Engineering soluble monomeric streptavidin with reversible biotin binding capability.

Monomeric streptavidin with reversible biotin binding capability has many potential applications. Because a complete biotin binding site in each streptavidin subunit requires the contribution of tryptophan 120 from a neighboring subunit, monomerization of the natural tetrameric streptavidin can generate streptavidin with reduced biotin binding affinity. Three residues, valine 55, threonine 76, and valine 125, were changed to either arginine or threonine to create electrostatic repulsion and steric hindrance at the interfaces. The double mutation (T76R,V125R) was highly effective to monomerize streptavidin. Because interfacial hydrophobic residues are exposed to solvent once tetrameric streptavidin is converted to the monomeric state, a quadruple mutein (T76R,V125R,V55T,L109T) was developed. The first two mutations are for monomerization, whereas the last two mutations aim to improve hydrophilicity at the interface to minimize aggregation.
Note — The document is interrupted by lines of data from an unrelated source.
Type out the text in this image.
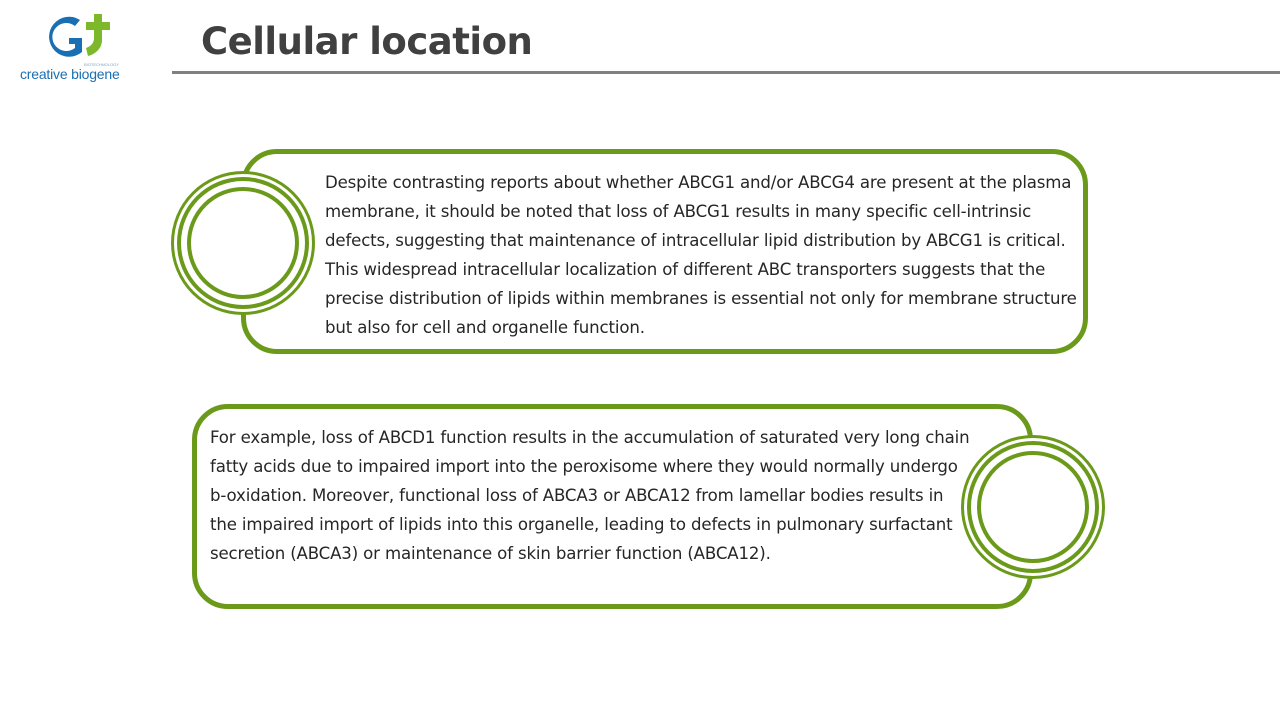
BIOTECHNOLOGY
creative biogene
Cellular location

Despite contrasting reports about whether ABCG1 and/or ABCG4 are present at the plasma membrane, it should be noted that loss of ABCG1 results in many specific cell-intrinsic defects, suggesting that maintenance of intracellular lipid distribution by ABCG1 is critical. This widespread intracellular localization of different ABC transporters suggests that the precise distribution of lipids within membranes is essential not only for membrane structure but also for cell and organelle function.

For example, loss of ABCD1 function results in the accumulation of saturated very long chain fatty acids due to impaired import into the peroxisome where they would normally undergo b-oxidation. Moreover, functional loss of ABCA3 or ABCA12 from lamellar bodies results in the impaired import of lipids into this organelle, leading to defects in pulmonary surfactant secretion (ABCA3) or maintenance of skin barrier function (ABCA12).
Monomerization was confirmed by four different approaches including gel filtration, dynamic light scattering, sensitivity to proteinase K, and chemical cross-linking. The quadruple mutein remained in the monomeric state at a concentration greater than 2 mg/ml. Its kinetic parameters for interaction with biotin suggest excellent reversible biotin binding capability, which enables the mutein to be easily purified on the biotin-agarose matrix. Another mutein (D61A,W120K) was developed based on two mutations that have been shown to be effective in monomerizing avidin. This streptavidin mutein was oligomeric in nature. This illustrates the importance in selecting the appropriate residues and approaches for effective monomerization of streptavidin.